Wie so oft, werden die Rohstoffe für westliche Konsumgüter weit weg in fernen Ländern gewonnen. So ist das auch bei Aluminium, das aus Bauxit gewonnen wird. Das Metall wird zur Weiterverarbeitung oder in Form von verarbeiteten Produkten nach Österreich importiert. Die Umweltprobleme, die mit dem Abbau und der Herstellung verbunden sind, verbleiben in den Abbauländern. Die verheerenden Auswirkungen sind für uns nicht direkt sichtbar. Häufig hinterlassen solche Bergbauprojekte eine zerstörte Umwelt, Verschmutzung und Armut. Wir möchten anhand der Bauxitmine in Oriximiná im Amazonasgebiet in Brasilien ein Fallbeispiel vorstellen und einen Einblick geben, welche Auswirkungen der Bauxitabbau für die Aluminiumproduktion in dieser Region hat. 

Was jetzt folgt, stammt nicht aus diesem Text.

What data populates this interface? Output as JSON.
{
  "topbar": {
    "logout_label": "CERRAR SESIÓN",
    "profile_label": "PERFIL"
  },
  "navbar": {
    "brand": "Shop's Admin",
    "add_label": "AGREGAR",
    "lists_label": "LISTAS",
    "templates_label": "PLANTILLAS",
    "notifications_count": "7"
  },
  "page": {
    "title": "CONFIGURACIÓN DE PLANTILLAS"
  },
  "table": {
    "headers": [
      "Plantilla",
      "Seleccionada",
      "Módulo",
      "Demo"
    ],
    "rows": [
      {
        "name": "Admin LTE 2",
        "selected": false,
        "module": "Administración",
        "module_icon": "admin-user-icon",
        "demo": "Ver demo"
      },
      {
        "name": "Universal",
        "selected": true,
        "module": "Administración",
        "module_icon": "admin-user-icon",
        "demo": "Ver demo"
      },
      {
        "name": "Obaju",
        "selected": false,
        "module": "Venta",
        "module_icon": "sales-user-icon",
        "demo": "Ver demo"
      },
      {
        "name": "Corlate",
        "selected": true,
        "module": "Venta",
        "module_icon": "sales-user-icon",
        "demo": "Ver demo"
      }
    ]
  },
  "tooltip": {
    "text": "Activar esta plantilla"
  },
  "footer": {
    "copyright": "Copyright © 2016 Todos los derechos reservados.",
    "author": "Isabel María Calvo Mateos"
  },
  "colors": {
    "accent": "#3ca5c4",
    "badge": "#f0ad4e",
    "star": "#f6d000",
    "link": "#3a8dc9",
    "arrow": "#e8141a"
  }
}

Die Geschichte von Oriximiná

Hoch oben im Norden Brasiliens liegt Oriximiná im Bundestaat Pára. Umsäumt von Amazonaswäldern und Flüssen haben dort Menschen seit Jahrhunderten im Einklang mit der Natur gelebt. Neben Indigenen ließen sich dort vor etwa 140 Jahren auch entkommene afrikanische Sklaven nieder. Die Afrobrasilianer werden Quilombolas genannt. Sie leben beispielsweise in kleinen Dörfern, wie Boa Vista. Obwohl es zu Konflikten kam, lernten die ehemaligen Sklaven, mit den indigenen Gruppen, den ursprünglichen Bewohner:innen der Region, zu koexistieren, und erwarben von ihnen wichtige Kenntnisse über das Leben im Wald und die Nutzung der natürlichen Reichtümer für ein nachhaltiges Leben.

Als der Bergbaukonzert MRN kam...

Alles begann sich zu verändern, als Mineração Rio do Norte (MRN), ein brasilianischer Bergbaukonzern, sich in den 1970ern im Trombetas-Flussbecken niederließ, um Bauxit in gigantischem Ausmaß abzubauen. Der Konzern setzt sich aus mehreren Beteiligungsgesellschaften zusammen, wobei der größte Shareholder Vale S.A. ist. Eines der drei größten Bergbauunternehmen der Welt und Eisenerz-Minenbetreiber in Brumadinho. (Im Jahr 2019 kam es in Brumadinho zu einem tragischen Dammbruch, bei dem die Schlammlawine mindestens 270 Menschen das Leben nahm und die Gebäude im Dorf sowie die Böden völlig verwüstete.)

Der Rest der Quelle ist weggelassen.